Mailbags (and movies) need writers
A really long alternate history answer, plus something serious about the labor market
There’s a new “Women In Film Barbie” box set of dolls that includes Director Barbie, Cinematographer Barbie, Movie Star Barbie, and Studio Executive Barbie, and as the son of a screenwriter, I object to this erasure of one of the most important — and often overlooked! — roles in a movie.
If you think about the Barbie movie and why people loved it, obviously there are a lot of different reasons. But the foundation of the whole thing is that Greta Gerwig and Noah Baumbach took a vague business idea (“let’s make a Barbie movie with Margot Robbie”) and came up with a funny, interesting story.
That gripe aside, some good news.
We’ve got record enrollment in ACA exchanges, construction jobs are booming, AI does in fact seem to be useful in boosting scientific progress, and America’s greenhouse gas emissions are falling even as the economy grows.

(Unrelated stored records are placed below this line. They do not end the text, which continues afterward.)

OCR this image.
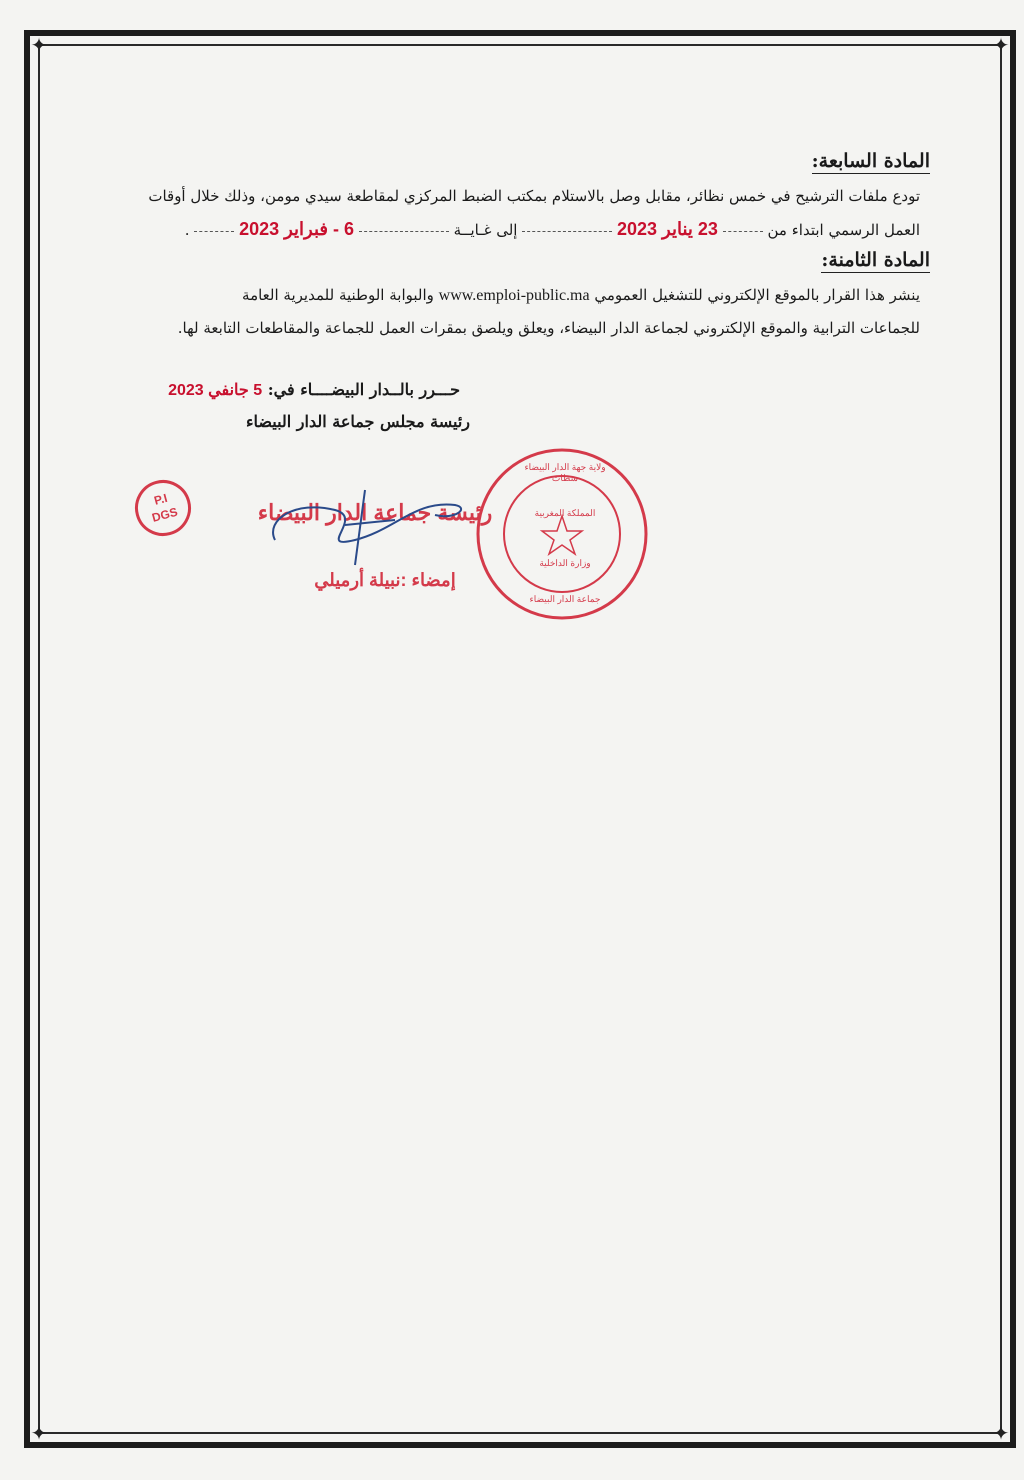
✦	✦
✦	✦
المادة السابعة:
تودع ملفات الترشيح في خمس نظائر، مقابل وصل بالاستلام بمكتب الضبط المركزي لمقاطعة سيدي مومن، وذلك خلال أوقات
العمل الرسمي ابتداء من  23 يناير 2023  إلى غـايــة  6 - فبراير 2023  .
المادة الثامنة:
ينشر هذا القرار بالموقع الإلكتروني للتشغيل العمومي www.emploi-public.ma والبوابة الوطنية للمديرية العامة
للجماعات الترابية والموقع الإلكتروني لجماعة الدار البيضاء، ويعلق ويلصق بمقرات العمل للجماعة والمقاطعات التابعة لها.
حـــرر بالــدار البيضــــاء في: 5 جانفي 2023
رئيسة مجلس جماعة الدار البيضاء
P.I
DGS	رئيسة جماعة الدار البيضاء
إمضاء :نبيلة أرميلي
ولاية جهة الدار البيضاء سطات
المملكة المغربية
وزارة الداخلية
جماعة الدار البيضاء
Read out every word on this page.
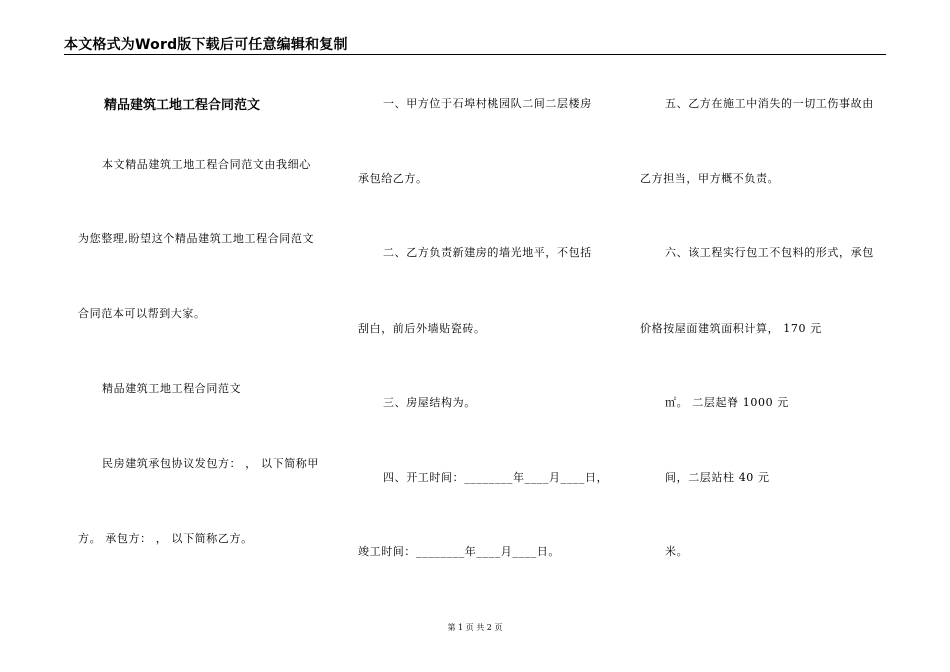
本文格式为Word版下载后可任意编辑和复制
精品建筑工地工程合同范文
本文精品建筑工地工程合同范文由我细心
为您整理,盼望这个精品建筑工地工程合同范文
合同范本可以帮到大家。
精品建筑工地工程合同范文
民房建筑承包协议发包方： ， 以下简称甲
方。 承包方： ， 以下简称乙方。
一、甲方位于石埠村桃园队二间二层楼房
承包给乙方。
二、乙方负责新建房的墙光地平，不包括
刮白，前后外墙贴瓷砖。
三、房屋结构为。
四、开工时间：________年____月____日，
竣工时间：________年____月____日。
五、乙方在施工中消失的一切工伤事故由
乙方担当，甲方概不负责。
六、该工程实行包工不包料的形式，承包
价格按屋面建筑面积计算， 170 元
㎡。 二层起脊 1000 元
间，二层站柱 40 元
米。
第 1 页 共 2 页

Cal Amari: Alternate History: The First Continental Congress in Winter of 1774 sends its Petition to the King to London - rather than being delayed and almost entirely ignored, British Parliament and King George receive the Petition, take the colonial concerns seriously, and call for additional colonial representatives whose arrival in Spring 1775 prevents the formation of the Second Congress, and coincides with a general swing in attitude towards the opinions of Edmund Burke and his speeches/writings on Conciliation with America. Cooler heads on both sides of the Atlantic prevail, civil war is averted, and history books briefly mention the “Boston Rebellions” as little more than unfortunate bloodshed but a catalyst for a stronger British-American political union.

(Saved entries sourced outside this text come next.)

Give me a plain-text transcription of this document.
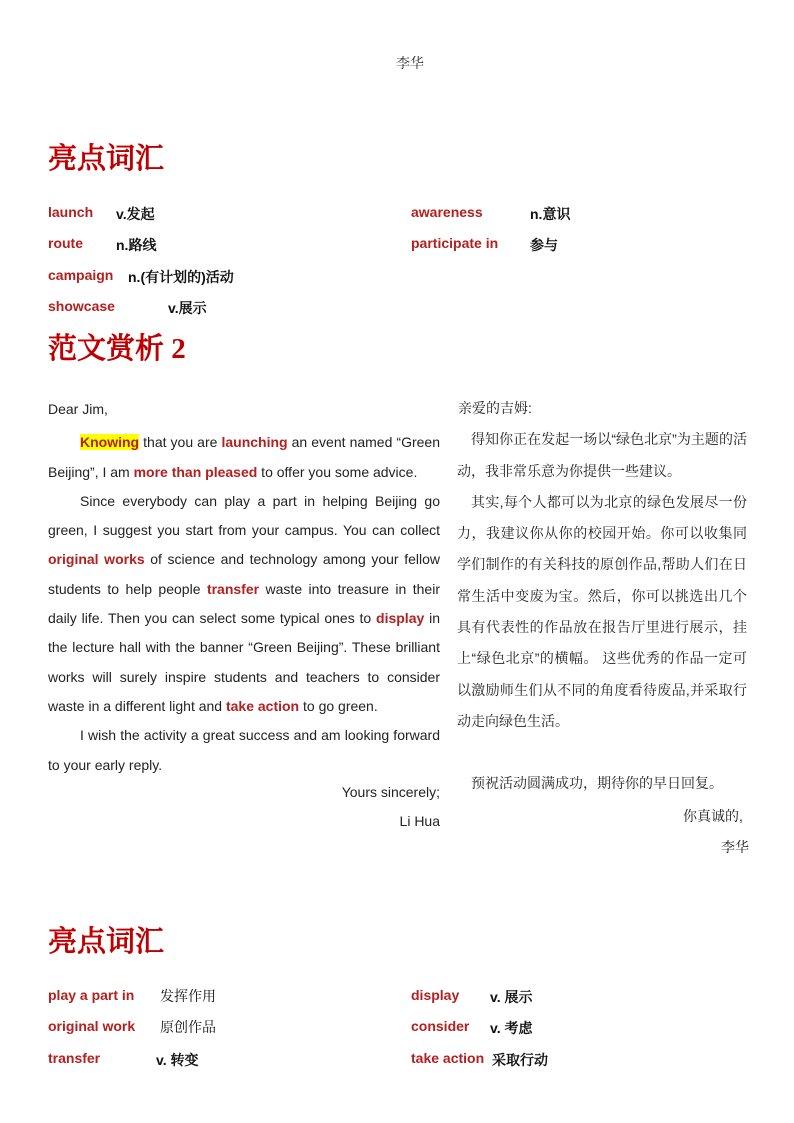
李华
亮点词汇
launch v.发起	awareness	n.意识
route n.路线	participate in 参与
campaign n.(有计划的)活动
showcase	v.展示
范文赏析 2

Dear Jim,

Knowing that you are launching an event named “Green Beijing”, I am more than pleased to offer you some advice.

Since everybody can play a part in helping Beijing go green, I suggest you start from your campus. You can collect original works of science and technology among your fellow students to help people transfer waste into treasure in their daily life. Then you can select some typical ones to display in the lecture hall with the banner “Green Beijing”. These brilliant works will surely inspire students and teachers to consider waste in a different light and take action to go green.

I wish the activity a great success and am looking forward to your early reply.

Yours sincerely;

Li Hua

亲爱的吉姆:

得知你正在发起一场以“绿色北京”为主题的活动，我非常乐意为你提供一些建议。

其实,每个人都可以为北京的绿色发展尽一份力，我建议你从你的校园开始。你可以收集同学们制作的有关科技的原创作品,帮助人们在日常生活中变废为宝。然后，你可以挑选出几个具有代表性的作品放在报告厅里进行展示，挂上“绿色北京”的横幅。 这些优秀的作品一定可以激励师生们从不同的角度看待废品,并采取行动走向绿色生活。

预祝活动圆满成功，期待你的早日回复。

你真诚的,
李华
亮点词汇
play a part in 发挥作用	display v. 展示
original work 原创作品	consider v. 考虑
transfer	v. 转变	take action 采取行动
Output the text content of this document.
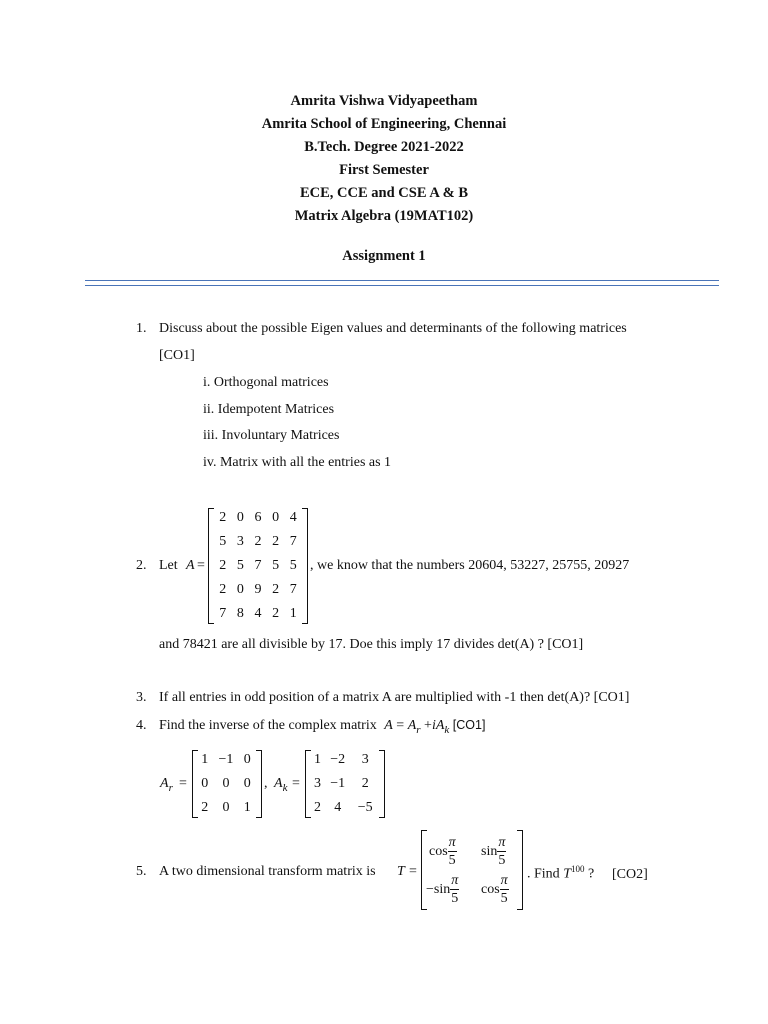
Amrita Vishwa Vidyapeetham
Amrita School of Engineering, Chennai
B.Tech. Degree 2021-2022
First Semester
ECE, CCE and CSE A & B
Matrix Algebra (19MAT102)
Assignment 1
1. Discuss about the possible Eigen values and determinants of the following matrices
[CO1]
i. Orthogonal matrices
ii. Idempotent Matrices
iii. Involuntary Matrices
iv. Matrix with all the entries as 1
2. Let A =
2	0	6	0	4
5	3	2	2	7
2	5	7	5	5
2	0	9	2	7
7	8	4	2	1
, we know that the numbers 20604, 53227, 25755, 20927
and 78421 are all divisible by 17. Doe this imply 17 divides det(A) ? [CO1]
3. If all entries in odd position of a matrix A are multiplied with -1 then det(A)? [CO1]
4. Find the inverse of the complex matrix $A = A_r +iA_k$ [CO1]
$A_r$ =
1	−1	0
0	0	0
2	0	1
, $A_k$ =
1	−2	3
3	−1	2
2	4	−5
5. A two dimensional transform matrix is T =
$\cos \frac{\pi}{5}$ $\sin \frac{\pi}{5}$
$-\sin \frac{\pi}{5}$ $\cos \frac{\pi}{5}$ . Find $T^{100}$ ? [CO2]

What does the world look like going forward? Does the USA just become hyper-Canada/Australia? Without the American Revolution as a historical event - what happens with the French Revolution? Future colonialization? De-colonialization? Political development? All the wars of the 19th and 20th centuries? Music? Food? Land use? The letter 'u' being used in random words? The possibilities are endless...
This really is one of those “all of subsequent world history turns out different” kinds of scenario.
I used to think if people had just been a bit more chill in the mid 1770s, then the US could have easily gotten on the Canada/Australia trajectory, and there you go. But realistically, it seems to me that the outcome of the American Revolution had an important influence on the trajectory of Canada. Some of that is very literal, like the province of Upper Canada (today’s Ontario) was literally split off from Quebec because of an influx of English-speaking loyalists. The British wanted to ensure the loyalty of French Canadians by promising not to interfere with their institutions too much, but also wanted to accommodate the loyalists leaving the new United States who wanted British-style institutions. So the colonies were split up to maximize everyone’s ability to get what they wanted. And that was part of what became a broad pattern of fairly accommodative governance in British North America, a pattern that was motivated in part by a desire to avoid repeating the problems that led to the American Revolution.
That leaves me inclined to say that even if cooler heads had prevailed at the specific moment of crisis, you’d mostly have been kicking the can down the road. The logic of parliamentary supremacy was powerful, and you maybe did just need to fight it out at some point.
Still, things could have played out very differently. One obvious flashpoint would have been slavery.